A stack overflow flaw was found in the way boinc-client, a Berkeley Open Infrastructure for Network Computing (BOINC) client for distributed computing, performed processing of file signatures in certain cases. A rogue BOINC server could provide a specially-crafted file information XML element (containing multiple file signatures) that, when processed would lead to the boinc-client executable crash. References: [1] http://www.openwall.com/lists/oss-security/2013/04/28/3 Relevant upstream patch: [2] http://boinc.berkeley.edu/gitweb/?p=boinc-v2.git;a=commitdiff;h=9a4140ae30a72e5175f3f31646d91f2d58df7156
This issue did NOT affect the versions of the boinc-client package, as shipped with Fedora release of 17 and 18. -- This issue affects the version of the boinc-client package, as shipped with Fedora EPEL-6. Please schedule an update.
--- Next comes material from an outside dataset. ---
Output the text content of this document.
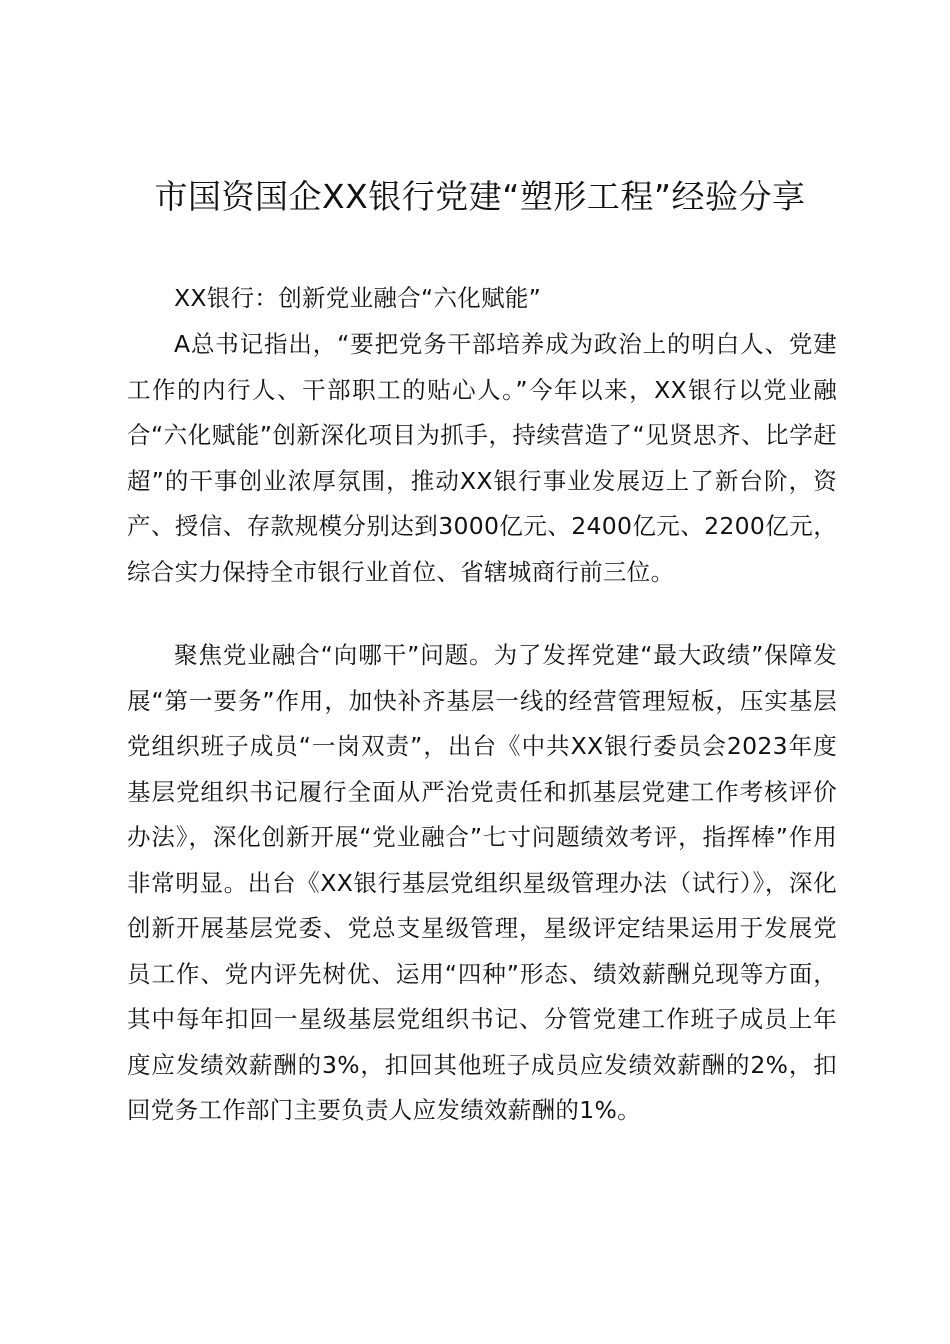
市国资国企XX银行党建“塑形工程”经验分享

XX银行：创新党业融合“六化赋能”

A总书记指出，“要把党务干部培养成为政治上的明白人、党建工作的内行人、干部职工的贴心人。”今年以来，XX银行以党业融合“六化赋能”创新深化项目为抓手，持续营造了“见贤思齐、比学赶超”的干事创业浓厚氛围，推动XX银行事业发展迈上了新台阶，资产、授信、存款规模分别达到3000亿元、2400亿元、2200亿元，综合实力保持全市银行业首位、省辖城商行前三位。

聚焦党业融合“向哪干”问题。为了发挥党建“最大政绩”保障发展“第一要务”作用，加快补齐基层一线的经营管理短板，压实基层党组织班子成员“一岗双责”，出台《中共XX银行委员会2023年度基层党组织书记履行全面从严治党责任和抓基层党建工作考核评价办法》，深化创新开展“党业融合”七寸问题绩效考评，指挥棒”作用非常明显。出台《XX银行基层党组织星级管理办法（试行）》，深化创新开展基层党委、党总支星级管理，星级评定结果运用于发展党员工作、党内评先树优、运用“四种”形态、绩效薪酬兑现等方面，其中每年扣回一星级基层党组织书记、分管党建工作班子成员上年度应发绩效薪酬的3%，扣回其他班子成员应发绩效薪酬的2%，扣回党务工作部门主要负责人应发绩效薪酬的1%。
Created boinc-client tracking bugs for this issue Affects: epel-6 [bug 957812]
As per: http://www.openwall.com/lists/oss-security/2013/04/29/11 this was assigned CVE-2013-2019
boinc-client-7.2.33-3.git1994cc8.el6 has been pushed to the Fedora EPEL 6 stable repository. If problems still persist, please make note of it in this bug report.